Francesco non usava la letteratura per erudizione, ma come spinta umana. C'è un valore formativo anche nell’utilizzo di citazioni?
«Sono convinto che la citazione sia forse l’elemento artistico più caratteristico della civiltà occidentale. Mi piace palesare le mie fonti e i miei modelli perché è un modo di dichiararmi “ultimo” in una catena di esperienze culturali, per rivendicare la natura plurale e sociale della cultura, che non fai mai da solo, da te e per te, ma con altri e, soprattutto, per altri. Le storie che scelgo ubbidiscono appunto a questa logica: cerco storie poco note, magari esplorate solo dagli specialisti di un certo settore, storie che siano prima di tutto scomode, che mettano in crisi certi modi di vedere il mondo, la Storia, o noi stessi, perché è vero, siamo figli di una tradizione, ma rispetto a questa tradizione ogni nuova generazione ha anche il compito del vaglio e della critica».
Pensa che il romanziere abbia oggi anche un compito “formativo”, non didascalico ma silenziosamente educativo?

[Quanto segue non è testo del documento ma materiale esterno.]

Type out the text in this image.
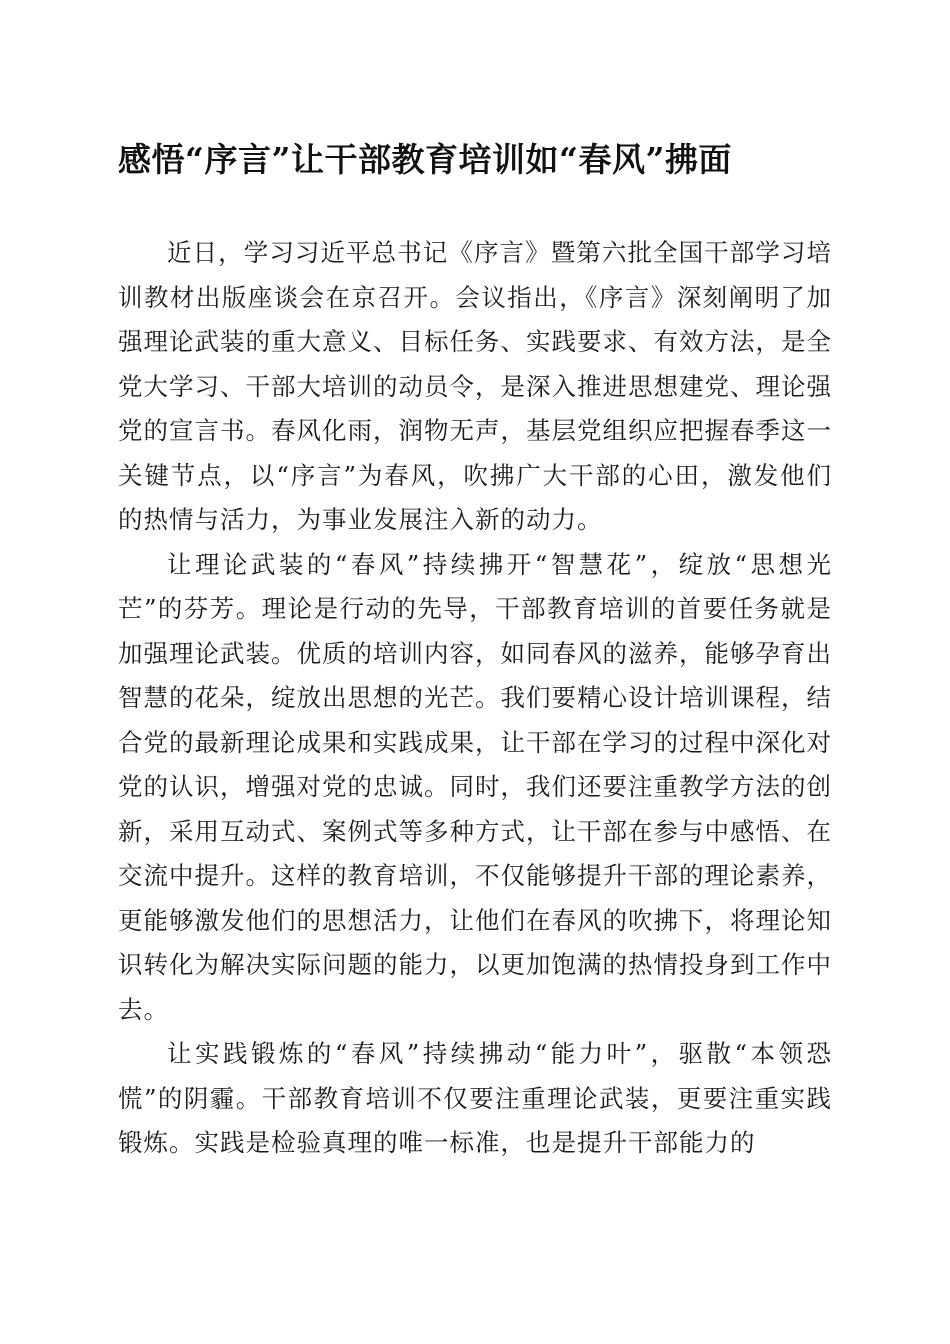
感悟“序言”让干部教育培训如“春风”拂面

近日，学习习近平总书记《序言》暨第六批全国干部学习培训教材出版座谈会在京召开。会议指出，《序言》深刻阐明了加强理论武装的重大意义、目标任务、实践要求、有效方法，是全党大学习、干部大培训的动员令，是深入推进思想建党、理论强党的宣言书。春风化雨，润物无声，基层党组织应把握春季这一关键节点，以“序言”为春风，吹拂广大干部的心田，激发他们的热情与活力，为事业发展注入新的动力。

让理论武装的“春风”持续拂开“智慧花”，绽放“思想光芒”的芬芳。理论是行动的先导，干部教育培训的首要任务就是加强理论武装。优质的培训内容，如同春风的滋养，能够孕育出智慧的花朵，绽放出思想的光芒。我们要精心设计培训课程，结合党的最新理论成果和实践成果，让干部在学习的过程中深化对党的认识，增强对党的忠诚。同时，我们还要注重教学方法的创新，采用互动式、案例式等多种方式，让干部在参与中感悟、在交流中提升。这样的教育培训，不仅能够提升干部的理论素养，更能够激发他们的思想活力，让他们在春风的吹拂下，将理论知识转化为解决实际问题的能力，以更加饱满的热情投身到工作中去。

让实践锻炼的“春风”持续拂动“能力叶”，驱散“本领恐慌”的阴霾。干部教育培训不仅要注重理论武装，更要注重实践锻炼。实践是检验真理的唯一标准，也是提升干部能力的
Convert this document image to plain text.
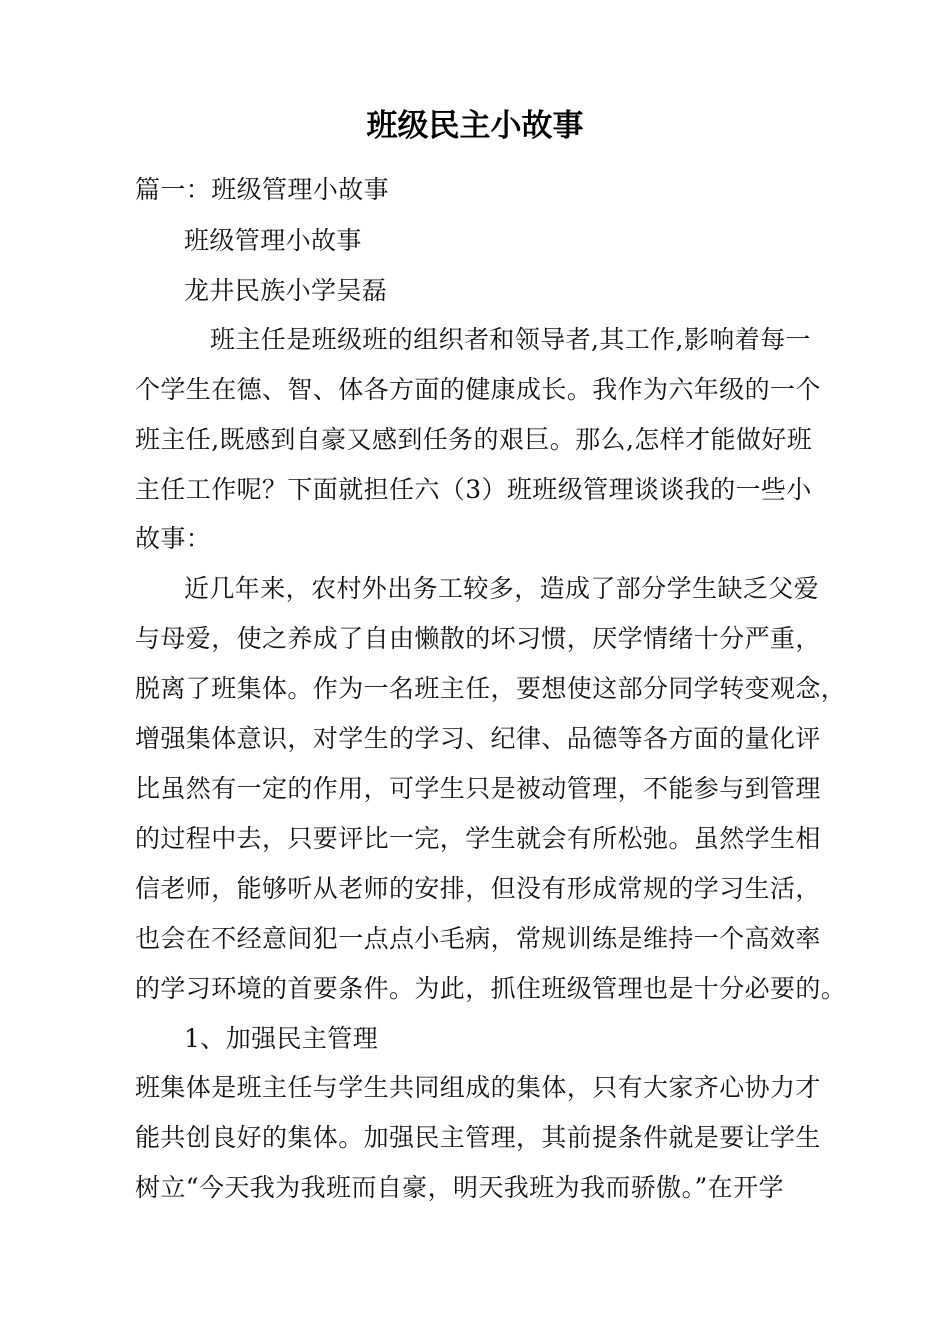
班级民主小故事
篇一：班级管理小故事
班级管理小故事
龙井民族小学吴磊
班主任是班级班的组织者和领导者,其工作,影响着每一
个学生在德、智、体各方面的健康成长。我作为六年级的一个
班主任,既感到自豪又感到任务的艰巨。那么,怎样才能做好班
主任工作呢？下面就担任六（3）班班级管理谈谈我的一些小
故事：
近几年来，农村外出务工较多，造成了部分学生缺乏父爱
与母爱，使之养成了自由懒散的坏习惯，厌学情绪十分严重，
脱离了班集体。作为一名班主任，要想使这部分同学转变观念，
增强集体意识，对学生的学习、纪律、品德等各方面的量化评
比虽然有一定的作用，可学生只是被动管理，不能参与到管理
的过程中去，只要评比一完，学生就会有所松弛。虽然学生相
信老师，能够听从老师的安排，但没有形成常规的学习生活，
也会在不经意间犯一点点小毛病，常规训练是维持一个高效率
的学习环境的首要条件。为此，抓住班级管理也是十分必要的。
1、加强民主管理
班集体是班主任与学生共同组成的集体，只有大家齐心协力才
能共创良好的集体。加强民主管理，其前提条件就是要让学生
树立“今天我为我班而自豪，明天我班为我而骄傲。”在开学
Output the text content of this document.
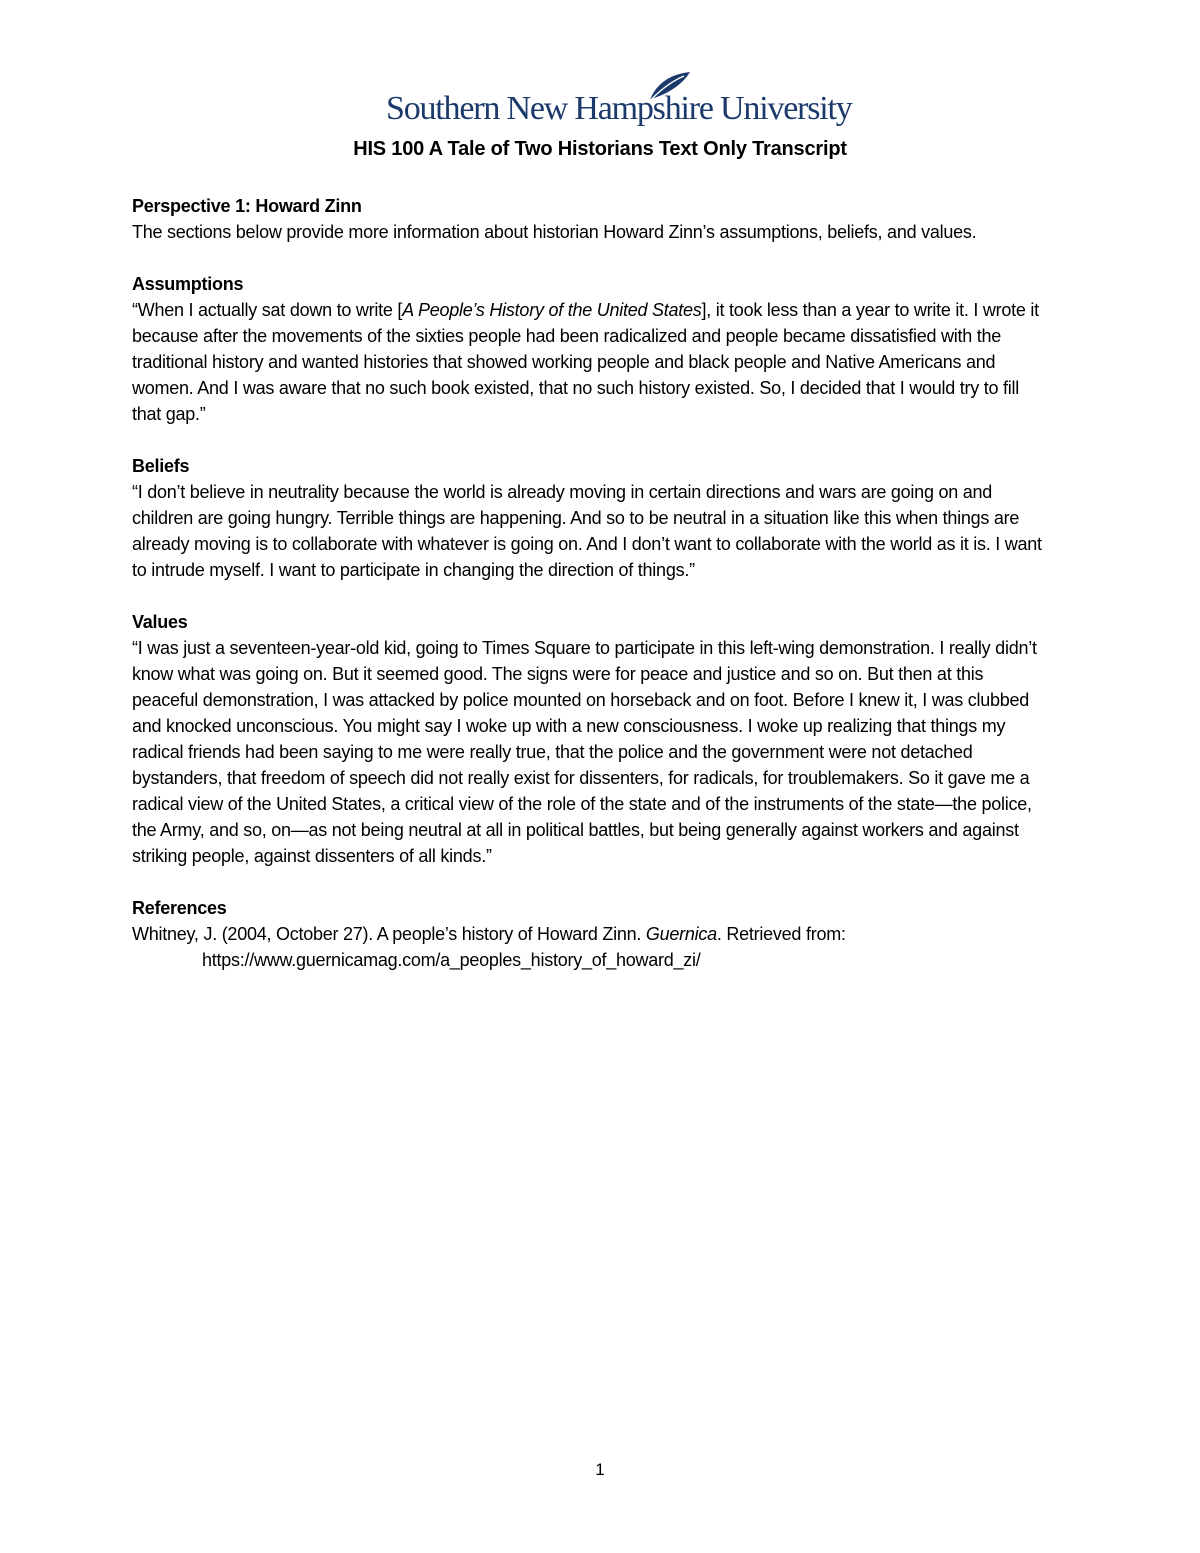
Southern New Hampshire University
HIS 100 A Tale of Two Historians Text Only Transcript

Perspective 1: Howard Zinn

The sections below provide more information about historian Howard Zinn’s assumptions, beliefs, and values.

Assumptions

“When I actually sat down to write [A People’s History of the United States], it took less than a year to write it. I wrote it because after the movements of the sixties people had been radicalized and people became dissatisfied with the traditional history and wanted histories that showed working people and black people and Native Americans and women. And I was aware that no such book existed, that no such history existed. So, I decided that I would try to fill that gap.”

Beliefs

“I don’t believe in neutrality because the world is already moving in certain directions and wars are going on and children are going hungry. Terrible things are happening. And so to be neutral in a situation like this when things are already moving is to collaborate with whatever is going on. And I don’t want to collaborate with the world as it is. I want to intrude myself. I want to participate in changing the direction of things.”

Values

“I was just a seventeen-year-old kid, going to Times Square to participate in this left-wing demonstration. I really didn’t know what was going on. But it seemed good. The signs were for peace and justice and so on. But then at this peaceful demonstration, I was attacked by police mounted on horseback and on foot. Before I knew it, I was clubbed and knocked unconscious. You might say I woke up with a new consciousness. I woke up realizing that things my radical friends had been saying to me were really true, that the police and the government were not detached bystanders, that freedom of speech did not really exist for dissenters, for radicals, for troublemakers. So it gave me a radical view of the United States, a critical view of the role of the state and of the instruments of the state—the police, the Army, and so, on—as not being neutral at all in political battles, but being generally against workers and against striking people, against dissenters of all kinds.”

References

Whitney, J. (2004, October 27). A people’s history of Howard Zinn. Guernica. Retrieved from:

https://www.guernicamag.com/a_peoples_history_of_howard_zi/

1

«Oltre a scrivere insegno in un liceo, e mi rendo conto che le due cose si alimentano: quando scrivo e quando vado in giro in veste di scrittore, sento l’obbligo di assumere certi atteggiamenti (e di evitarne altri) alla luce di una funzione etica della cultura che sento viva. D’altra parte credo che ci siano artisti e artiste che hanno fatto grandissima cultura conducendo una vita agli antipodi dell’etica, con atteggiamenti di rottura e provocazione… Per cui credo che il vero sigillo di qualità non stia tanto in chi scrive, ma nel prodotto scritto. Sono fermamente convinto che ci siano in giro opere oneste e opere disoneste. Le une e le altre possono piacere o meno, ma nelle prime riconosci uno sforzo, un tentativo di spostare l’asticella della lingua, dello stile, della trama. In queste opere riconosci, percepisci il rispetto di chi scrive verso chi legge, rispetto che passa anche dal “ti do quanto di meglio so scrivere”. Nelle altre opere mi pare spesso facile individuare una piacioneria un po’ disonesta, perché cerca di intercettare le mode del momento, di blandire gusti e tendenze del pubblico, fornendo quindi testi facili, facilissimi, degli omogeneizzati linguistici e culturali. Per carità, viviamo in un paese in cui c’è libertà di scrittura e di lettura, quindi l’importante è che la gente entri in biblioteca e in libreria; meglio leggere qualsiasi cosa che non leggere affatto».
C’è un verso, una pagina o una frase che per lei è diventata una sorta di guida personale?
«Come credo sia normale ce ne sono tante che mi hanno colpito, e che mi fanno da guida. Ne scelgo una di Luigi Meneghello, tratta da Pomo pero. “Tu non puoi sfuggire alla verità del prete che ti battezza e del come; né alle feste per il tuo battesimo in quel tinello, con quei santoli, con quei brindisi. E tu non puoi predicare queste cose di te, ma di te queste cose”. Mi è sempre piaciuta, questa frase, perché mi pare che sia un invito a non metterci al centro del processo narrativo. Noi non siamo padroni della nostra storia, nemmeno quando proviamo a raccontarla. Siamo figli di incontri, di contesti, di linguaggi e relazioni, ed è a questa incredibile e complessissima somma di variabili che dobbiamo ciò che siamo, giorno per giorno. Partire da lì, da ciò che è noi pur essendo altro da noi, diventa a mio avviso narrativamente interessante, e umanamente utile, perché azzeri il narcisismo e ti metti a disposizione delle storie e dei lettori».